Friday, January 8, 2010

The 2nd trimester begins!

I've graduated from my RE. Yay! I am happy about this step, partly because the RE that I recently inherited was a moron. I am so glad to be returning to my obgyn who we like and who knows us.

As soon as my ob received my paperwork and learned that I was pregnant, he called to congratulate us and let us know he is optimistic. We've completed our first trimester screening with the perinatologist, who has the rolls-royce of ultrasound machines. We got to see our wee one wiggling around on a large flat screen tv screen- very cool. The nuchal fold looks fine, thankfully. Due to my history and age, they also had us meet with their genetic counselor.

The first trimester screening results point to us having to do an amnio. I was very much hoping this would not be the case, but we are mulling over the recommendation- which is also what my obgyn suggests. This is mainly because of my history of a 2nd trimester loss and largely because I am now 35 and have therefore reached "advanced maternal age". Ugh! Seriously, it's like crossing that cut-off age changes everything.

Of course no one likes the idea of a long needle being inserted into their pregnant belly. I am not that concerned about the discomfort or possible pain. What I worry about is the small risk associated with the procedure. The risk, however, is indeed small... 1/400, or .25%. I actually have a significantly higher risk of their being something wrong with the baby... 1/120.

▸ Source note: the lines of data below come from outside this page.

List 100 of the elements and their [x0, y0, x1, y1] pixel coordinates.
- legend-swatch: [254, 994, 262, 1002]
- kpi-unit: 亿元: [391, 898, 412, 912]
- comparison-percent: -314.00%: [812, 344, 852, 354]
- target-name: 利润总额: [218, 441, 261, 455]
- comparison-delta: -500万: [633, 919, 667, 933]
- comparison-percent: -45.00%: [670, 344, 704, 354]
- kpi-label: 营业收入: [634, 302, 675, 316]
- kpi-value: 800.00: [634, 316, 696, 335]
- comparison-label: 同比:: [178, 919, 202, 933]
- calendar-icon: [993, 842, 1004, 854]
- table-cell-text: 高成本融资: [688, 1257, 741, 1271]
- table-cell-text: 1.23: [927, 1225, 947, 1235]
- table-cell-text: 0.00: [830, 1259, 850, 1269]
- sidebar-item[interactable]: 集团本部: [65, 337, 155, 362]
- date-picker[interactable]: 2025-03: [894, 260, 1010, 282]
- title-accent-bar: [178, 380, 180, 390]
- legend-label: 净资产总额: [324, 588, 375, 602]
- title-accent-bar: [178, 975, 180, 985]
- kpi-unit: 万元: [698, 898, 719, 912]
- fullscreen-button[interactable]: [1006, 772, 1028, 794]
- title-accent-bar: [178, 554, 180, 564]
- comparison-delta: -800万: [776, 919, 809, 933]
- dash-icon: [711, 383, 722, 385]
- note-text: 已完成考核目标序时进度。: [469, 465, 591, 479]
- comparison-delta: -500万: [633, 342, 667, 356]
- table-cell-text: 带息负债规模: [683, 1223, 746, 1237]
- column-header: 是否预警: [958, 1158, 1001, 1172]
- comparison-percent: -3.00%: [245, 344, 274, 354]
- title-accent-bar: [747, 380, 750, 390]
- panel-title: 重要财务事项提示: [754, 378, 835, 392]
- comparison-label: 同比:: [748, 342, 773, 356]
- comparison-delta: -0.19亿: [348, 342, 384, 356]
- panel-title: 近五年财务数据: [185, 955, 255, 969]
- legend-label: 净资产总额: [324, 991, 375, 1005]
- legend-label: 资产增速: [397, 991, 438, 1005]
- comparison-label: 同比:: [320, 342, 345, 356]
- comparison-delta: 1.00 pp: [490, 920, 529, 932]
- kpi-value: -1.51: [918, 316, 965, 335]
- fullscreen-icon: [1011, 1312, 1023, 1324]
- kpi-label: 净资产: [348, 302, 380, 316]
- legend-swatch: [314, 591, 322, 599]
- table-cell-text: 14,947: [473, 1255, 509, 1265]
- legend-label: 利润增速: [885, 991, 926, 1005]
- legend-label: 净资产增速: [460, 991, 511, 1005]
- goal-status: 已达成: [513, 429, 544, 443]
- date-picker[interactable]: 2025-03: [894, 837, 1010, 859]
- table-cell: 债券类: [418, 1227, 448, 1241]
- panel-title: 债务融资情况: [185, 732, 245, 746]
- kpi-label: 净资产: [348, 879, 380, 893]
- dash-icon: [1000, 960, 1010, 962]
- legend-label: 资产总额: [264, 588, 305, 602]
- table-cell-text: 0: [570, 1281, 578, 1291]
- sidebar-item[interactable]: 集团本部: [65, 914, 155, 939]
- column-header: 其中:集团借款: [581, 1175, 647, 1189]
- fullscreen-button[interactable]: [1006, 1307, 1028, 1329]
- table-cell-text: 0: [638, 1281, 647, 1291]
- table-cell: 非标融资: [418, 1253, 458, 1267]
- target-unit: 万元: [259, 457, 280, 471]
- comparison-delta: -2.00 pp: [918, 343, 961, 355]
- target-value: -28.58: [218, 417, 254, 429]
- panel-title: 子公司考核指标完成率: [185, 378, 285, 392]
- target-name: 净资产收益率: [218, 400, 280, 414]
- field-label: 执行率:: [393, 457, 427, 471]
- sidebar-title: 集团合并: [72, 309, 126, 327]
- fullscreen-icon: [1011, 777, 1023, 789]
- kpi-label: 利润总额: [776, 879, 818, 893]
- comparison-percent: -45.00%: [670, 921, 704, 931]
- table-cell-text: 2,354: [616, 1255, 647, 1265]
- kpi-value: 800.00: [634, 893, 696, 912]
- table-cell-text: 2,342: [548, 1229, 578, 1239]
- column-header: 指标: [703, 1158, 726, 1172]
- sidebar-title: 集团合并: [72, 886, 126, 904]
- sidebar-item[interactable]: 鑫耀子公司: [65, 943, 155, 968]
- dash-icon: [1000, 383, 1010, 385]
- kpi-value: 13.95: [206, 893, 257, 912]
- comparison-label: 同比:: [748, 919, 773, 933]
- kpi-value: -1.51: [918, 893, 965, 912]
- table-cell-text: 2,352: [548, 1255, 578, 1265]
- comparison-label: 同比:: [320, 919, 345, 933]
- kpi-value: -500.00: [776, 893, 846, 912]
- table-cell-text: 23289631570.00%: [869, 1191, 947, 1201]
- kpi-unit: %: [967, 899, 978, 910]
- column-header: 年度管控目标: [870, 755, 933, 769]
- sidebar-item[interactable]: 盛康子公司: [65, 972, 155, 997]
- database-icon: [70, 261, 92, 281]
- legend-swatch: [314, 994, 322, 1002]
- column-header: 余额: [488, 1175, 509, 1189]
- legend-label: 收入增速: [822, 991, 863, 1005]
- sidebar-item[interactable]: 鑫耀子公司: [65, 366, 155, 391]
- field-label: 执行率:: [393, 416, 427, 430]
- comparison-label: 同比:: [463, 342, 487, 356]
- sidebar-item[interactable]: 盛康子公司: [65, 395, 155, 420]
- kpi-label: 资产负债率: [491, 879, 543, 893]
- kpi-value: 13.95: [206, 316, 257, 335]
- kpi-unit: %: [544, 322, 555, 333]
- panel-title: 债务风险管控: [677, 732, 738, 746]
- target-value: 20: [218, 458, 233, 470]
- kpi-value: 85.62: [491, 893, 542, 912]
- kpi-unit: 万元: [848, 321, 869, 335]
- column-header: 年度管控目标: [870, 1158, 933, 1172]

In order to gain more information, I will likely move forward with the testing. I hope and pray that everything goes smoothly with this pregnancy. If for some reason there is information we should know, we would prefer to find out. I may feel this way due to the nature of the loss our son.. I went in for a normal visit and found out at 21 weeks he had died. It was like being hit by a truck. In addition, the cause was never determined. As a result, I can't help but worry somewhat that whatever it was could happen again.

I am happy have reached the second trimester. I'm also hoping that soon I will be able to breathe a little easier.